Bij de talloze tentoonstellingen die ze kreeg, werd er nog weleens het etiket dierenactivisme op geplakt, een lastige term. Zo is ze wel vergeleken met de Britse illustrator en activist Sue Coe, die haar grimmige grafische beeltenissen van dieren voorzag van slogans over veganisme. Kunst als wapen, zei Coe. Maar Saeeds werk is geen campagnemateriaal of protestbord (met piepschuim de straat op, slecht idee). Hoe effectief haar werk is, daar kun je nogal vraagtekens bij zetten. Niemand van de bezoekers in Wijlre op de zondag van de opening zag eruit alsof ze vervolgens met bivakmutsen dieren van de slacht gingen redden.

Lin May Saeed: St. Jerome and the Lion, 2016.

Foto Serge Hasenböhler

Saeed bood nuances die op protestborden niet tot hun recht komen. Het is niet rechttoe rechtaan. Ze mixte mythen en clichés, het gilgamesj-epos en de oude Grieken, heden en verleden – als in: let op beste mensen, oude wijsheid, dit speelt al langer.

Zo toont het kleine reliëf Verge Hawr al-Hammar II uit 2013 een clichématig landschap van een huisje en kameel en palmboom et voilà: we denken het Midden-Oosten te herkennen. De titel verwijst naar een moerasgebied in Irak dat met de mythologische Hof van Eden wordt geassocieerd. Maar dat moeras is in de jaren negentig door Saddam Hoessein drooggelegd. Later bleek, met de opwarming van de aarde, dat het natuurgebied niet meer te herstellen was.

Wonderschone oerzee

Zo doemt de Hof van Eden in Wijlre in meerdere gedaantes op. Bij Cambrian Relief uit 2016 kijk je een wonderschone oerzee in, waar inmiddels uitgestorven zeeanemoonachtigen samenleven, fragiel als het breekbare verpakkingsmateriaal waar ze het uit sneed. Het is onze verbeelding waardoor we verzuchten: ah… de wonderen der natuur. O nee, shit, piepschuim.
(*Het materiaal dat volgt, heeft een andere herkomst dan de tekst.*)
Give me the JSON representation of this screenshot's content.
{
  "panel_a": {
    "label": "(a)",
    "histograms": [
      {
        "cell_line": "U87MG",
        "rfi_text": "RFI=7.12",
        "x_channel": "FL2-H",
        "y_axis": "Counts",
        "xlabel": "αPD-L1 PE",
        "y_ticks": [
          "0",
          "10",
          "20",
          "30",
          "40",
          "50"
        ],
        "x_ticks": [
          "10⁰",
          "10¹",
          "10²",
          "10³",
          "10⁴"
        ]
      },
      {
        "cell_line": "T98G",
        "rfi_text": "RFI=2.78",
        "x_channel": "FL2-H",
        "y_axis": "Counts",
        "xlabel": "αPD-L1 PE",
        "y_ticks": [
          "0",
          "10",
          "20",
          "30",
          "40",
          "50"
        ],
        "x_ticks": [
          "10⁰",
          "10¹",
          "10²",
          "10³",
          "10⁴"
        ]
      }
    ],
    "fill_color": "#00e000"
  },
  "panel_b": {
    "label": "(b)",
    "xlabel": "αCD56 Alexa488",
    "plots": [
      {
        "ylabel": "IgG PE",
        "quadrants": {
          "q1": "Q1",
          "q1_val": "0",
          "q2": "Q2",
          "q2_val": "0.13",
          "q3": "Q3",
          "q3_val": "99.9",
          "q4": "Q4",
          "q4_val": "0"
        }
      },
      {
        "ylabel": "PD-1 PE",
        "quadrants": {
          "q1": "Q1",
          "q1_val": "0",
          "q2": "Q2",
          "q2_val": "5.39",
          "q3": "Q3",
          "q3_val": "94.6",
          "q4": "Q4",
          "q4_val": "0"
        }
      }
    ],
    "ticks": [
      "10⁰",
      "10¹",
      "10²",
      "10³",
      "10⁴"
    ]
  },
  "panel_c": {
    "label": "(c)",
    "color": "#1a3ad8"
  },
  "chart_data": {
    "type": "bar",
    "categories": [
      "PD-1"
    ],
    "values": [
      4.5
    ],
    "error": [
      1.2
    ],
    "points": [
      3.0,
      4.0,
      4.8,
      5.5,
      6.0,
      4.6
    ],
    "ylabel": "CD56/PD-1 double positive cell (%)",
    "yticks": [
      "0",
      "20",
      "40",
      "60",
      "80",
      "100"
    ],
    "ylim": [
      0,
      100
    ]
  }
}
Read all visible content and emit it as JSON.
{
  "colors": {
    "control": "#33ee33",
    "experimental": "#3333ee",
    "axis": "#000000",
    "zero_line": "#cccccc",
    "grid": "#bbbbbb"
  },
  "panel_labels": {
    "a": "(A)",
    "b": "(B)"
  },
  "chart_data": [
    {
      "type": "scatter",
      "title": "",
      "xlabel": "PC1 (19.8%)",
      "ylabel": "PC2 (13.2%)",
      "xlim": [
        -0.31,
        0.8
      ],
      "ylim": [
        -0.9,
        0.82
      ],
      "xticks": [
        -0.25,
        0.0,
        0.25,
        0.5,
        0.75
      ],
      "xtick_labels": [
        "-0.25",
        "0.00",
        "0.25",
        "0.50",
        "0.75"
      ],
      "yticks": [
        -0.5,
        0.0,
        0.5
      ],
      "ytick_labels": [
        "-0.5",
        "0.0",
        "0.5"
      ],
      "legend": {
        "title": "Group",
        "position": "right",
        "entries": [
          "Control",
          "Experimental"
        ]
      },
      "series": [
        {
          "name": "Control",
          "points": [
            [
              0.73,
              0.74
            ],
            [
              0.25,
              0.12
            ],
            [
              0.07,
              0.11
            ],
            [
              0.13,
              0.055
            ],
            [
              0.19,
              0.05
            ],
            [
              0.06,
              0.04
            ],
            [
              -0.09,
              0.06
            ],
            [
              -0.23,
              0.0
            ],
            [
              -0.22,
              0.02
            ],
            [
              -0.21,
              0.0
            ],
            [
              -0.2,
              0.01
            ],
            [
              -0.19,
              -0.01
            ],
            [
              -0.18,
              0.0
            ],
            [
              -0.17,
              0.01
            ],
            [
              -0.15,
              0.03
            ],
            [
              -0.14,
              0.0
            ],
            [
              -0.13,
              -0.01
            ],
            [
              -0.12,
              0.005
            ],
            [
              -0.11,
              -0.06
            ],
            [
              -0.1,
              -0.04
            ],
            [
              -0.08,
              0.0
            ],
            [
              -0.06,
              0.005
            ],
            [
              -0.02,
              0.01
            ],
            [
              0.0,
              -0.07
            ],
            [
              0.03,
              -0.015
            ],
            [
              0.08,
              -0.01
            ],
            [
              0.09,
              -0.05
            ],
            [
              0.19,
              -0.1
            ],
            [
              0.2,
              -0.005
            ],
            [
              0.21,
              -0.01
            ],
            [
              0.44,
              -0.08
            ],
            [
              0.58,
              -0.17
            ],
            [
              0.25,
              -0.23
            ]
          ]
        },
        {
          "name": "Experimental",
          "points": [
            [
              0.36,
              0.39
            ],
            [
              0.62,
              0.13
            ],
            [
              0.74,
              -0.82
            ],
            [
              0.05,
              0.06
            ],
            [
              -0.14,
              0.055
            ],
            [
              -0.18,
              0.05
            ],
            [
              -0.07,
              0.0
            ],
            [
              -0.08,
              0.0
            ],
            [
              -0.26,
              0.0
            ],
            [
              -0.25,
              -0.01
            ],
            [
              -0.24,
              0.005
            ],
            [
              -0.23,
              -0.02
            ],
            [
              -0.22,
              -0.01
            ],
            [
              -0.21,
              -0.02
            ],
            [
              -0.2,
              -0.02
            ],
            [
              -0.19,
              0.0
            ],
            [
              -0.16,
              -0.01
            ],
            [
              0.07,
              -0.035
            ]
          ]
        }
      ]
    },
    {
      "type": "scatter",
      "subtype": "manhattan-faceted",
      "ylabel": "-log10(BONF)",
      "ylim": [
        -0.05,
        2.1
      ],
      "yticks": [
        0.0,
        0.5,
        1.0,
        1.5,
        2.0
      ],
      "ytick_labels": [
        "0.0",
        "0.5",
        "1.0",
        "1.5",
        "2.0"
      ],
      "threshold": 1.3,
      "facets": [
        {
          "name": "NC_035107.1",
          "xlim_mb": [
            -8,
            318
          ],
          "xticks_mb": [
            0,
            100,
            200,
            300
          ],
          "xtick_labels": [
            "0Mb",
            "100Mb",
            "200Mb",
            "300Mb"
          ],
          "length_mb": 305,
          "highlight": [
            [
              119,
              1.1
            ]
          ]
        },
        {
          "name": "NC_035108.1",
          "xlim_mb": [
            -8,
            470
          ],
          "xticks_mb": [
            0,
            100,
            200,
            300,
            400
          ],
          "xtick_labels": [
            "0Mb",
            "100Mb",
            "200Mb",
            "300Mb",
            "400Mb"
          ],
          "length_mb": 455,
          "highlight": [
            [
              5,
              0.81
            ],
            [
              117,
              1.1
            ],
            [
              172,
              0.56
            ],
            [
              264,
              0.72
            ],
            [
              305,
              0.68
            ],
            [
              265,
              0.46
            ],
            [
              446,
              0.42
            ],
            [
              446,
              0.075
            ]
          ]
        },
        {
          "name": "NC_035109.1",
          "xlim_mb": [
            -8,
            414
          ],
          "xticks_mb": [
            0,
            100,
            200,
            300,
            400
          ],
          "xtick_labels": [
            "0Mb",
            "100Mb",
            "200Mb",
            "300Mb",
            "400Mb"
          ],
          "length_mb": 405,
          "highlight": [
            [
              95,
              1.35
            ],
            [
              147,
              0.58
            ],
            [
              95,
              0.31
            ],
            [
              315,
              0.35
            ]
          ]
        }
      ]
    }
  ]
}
Dan waren de konijnen nuchterder. Die maakten gewoon abstracte kunst. Waarin ze misschien geen begaafde kunstenaars waren maar wel ter zake doende ontwerpers. Hun sculptuur in Wijlre heeft namelijk een functie: er blijft water in staan waar de vele vogels in de kasteeltuin, hopelijk in harmonie, samen uit kunnen drinken.

Zaaloverzicht van de tentoonstelling ‘The Herd at the Watering Hole’.